One of the most overlooked costs when you are figuring what to pay for a property is holding costs. When you are flipping homes for the retail market, you want to factor in a minimum of three months of holding costs and, if sales are slow in your area, at least six months. If you sell the property sooner, that’s more profit in your pocket.
Flipping homes for the retail market gives you a broader base of buyers than wholesaling but they are, for the most part, one-time buyers. When you are wholesaling, you may be working with investors who buy anywhere from one or two houses a year or one or two houses a month. Retail buyers tend to stay in their homes an average of five years, so the repeat business isn’t there for you. However, those buyers can be a great referral source for you.
Restrictions On Flipping Homes
You may have heard that there restrictions on how quickly you can re-sell a property. If you are wholesaling properties, this isn’t really a problem because most of the time you will be assigning your contract rather than closing on a property and then turning around and selling it to an investor. However, it can come into play on the retail side. Some lenders are adding clauses to their deeds that say you agree not to re-sell a property for anywhere from 30 days to 6 months. You have the right to review the documents 72 hours before the closing. Look over your paperwork carefully. If you find a restriction is in the deed, contact the title company and lender and have them take that clause out.

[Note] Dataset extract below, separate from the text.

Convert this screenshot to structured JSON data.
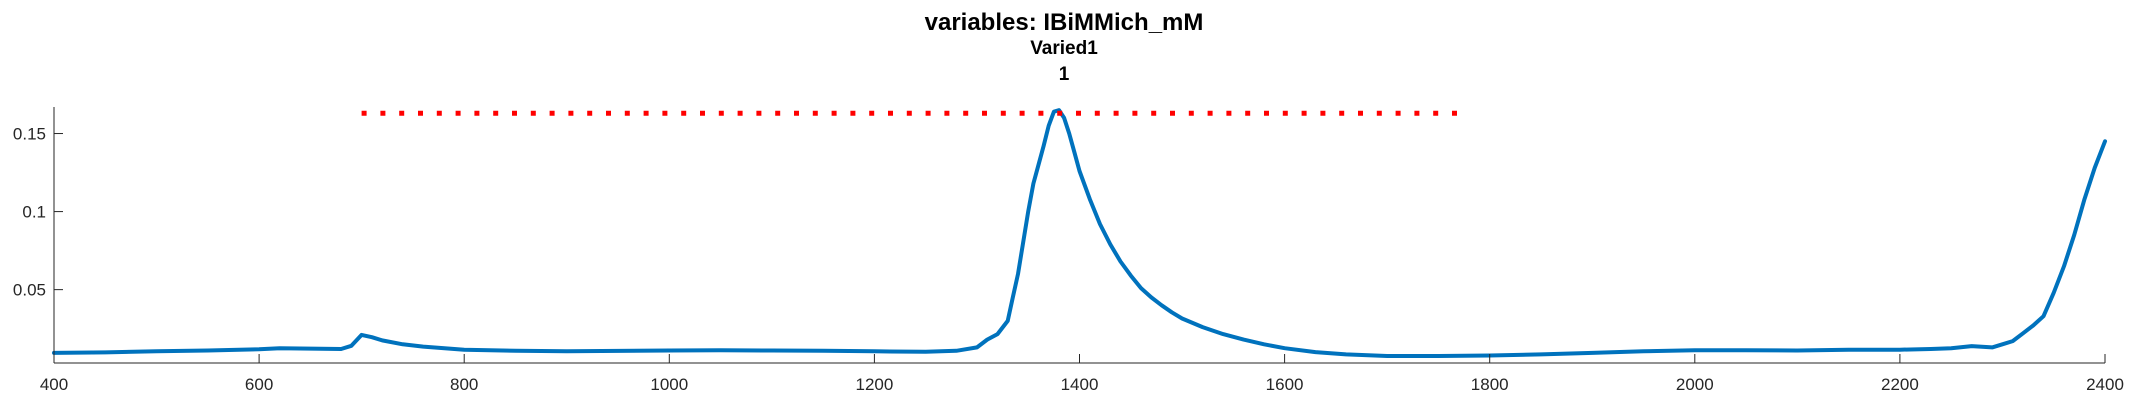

FHA had restrictions on how quickly an investor could re-sell a property but they have waived those restrictions on a regular basis. They understand that it is better to get a property sold, even if the next guy is going to make a profit. Banks are a little slower to learn this.
Whether you are wholesaling or retailing, flipping houses to quickly generate an income is still a viable method of creating a very comfortable income in a short period of time.